I certainly get the motivation behind the piece, and I find it does make you consider the cosmos, and our place within it. Knowing the piece will be playing long after my body has decomposed into dust adds a philosophical approach to listening to the piece. Will someone rewind the music at a later date, to this place and time, when I’m listening to it? Doesn’t that make this piece an exploration of time travel as well?
I’m sure when Jem Finer considered the instruments to use in the piece, he wanted to go with something ethereal. The bells certainly fill the space around me, even through laptop speakers. I wonder if Finer has ever visited Jodrell Bank because the sounds certainly complement the space sounds that are played there from the satellites.
The quality of the sound is great, really clear and I presume this was one of the reasons singing bowls were chosen as they are both crisp and carry the notes for a long space of time. They also cut through other noise, which I imagine would be very important if the site became busy. The longevity of the instruments were also an important consideration, many other instruments would need more maintenance as strings or reeds would need replacing. I love that the bowls can be played equally well by machine and person. With the webpage discussing artificial intelligence and the question of will machines be able to emotionally create art. Will this happen within the timescale of the composition?
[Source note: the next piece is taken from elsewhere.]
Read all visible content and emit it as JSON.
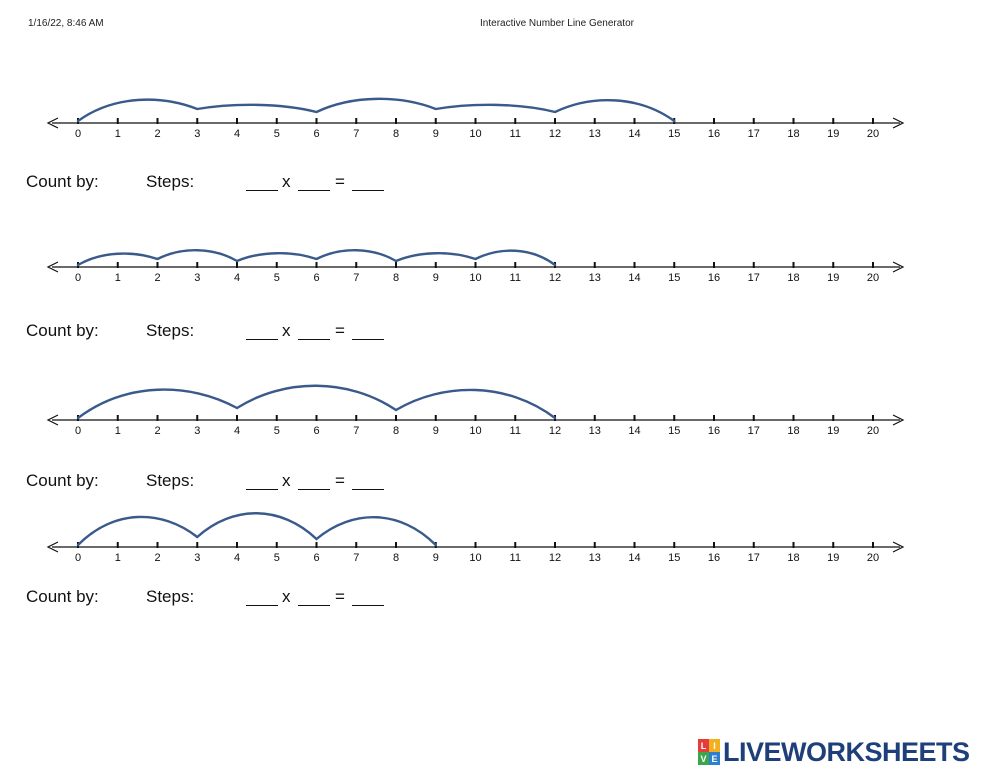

I find the 2 perspectives of the piece really interesting, if I visit the site I’m kept out on the peripheral of the instruments looking in, but not able to really see the complexity of the arrangement. Whereas the view online seems more inclusive, the bird’s eye view feels like I’m more connected.
The connection with the cosmos and the repetition within it, is seen throughout the website. It talks about revolutions of planets and how some take 1000 years to circle their star. So although the piece was designed as a time-based piece I find, personally, it’s more about space and place.
There is an interesting dilemma about how the composition has been designed to last 1000 years. The choice of instrument and computer based performance is fine, but as with all art there is an element of doubt as to whether it will last the full term. I can see the practical side of using a computer, however with computer technology moving at such a vast rate of progression, will the piece become impossible to play on future technology?
Emulating a solar system, with its concentric circles, Longplayer rings out an atmospheric composition using a mix of man and technology based performers . Jem Finer uses Tibetan singing bowls to contemplate our place within the universe through a philosophical solar year of 1000 years. Although you are able to view the bowls at Trinity Buoy Wharf in London, the design of the piece has taken into account the fact the piece may have to moved, and this keeps the audience on the outside of the revolutions of sound. However Finer’s clever use of internet based technologies, such as live streaming, has allowed human interaction through artificial intelligence. It’s a clever juxtaposition between man and machine, which does leave you contemplating our existing in the future.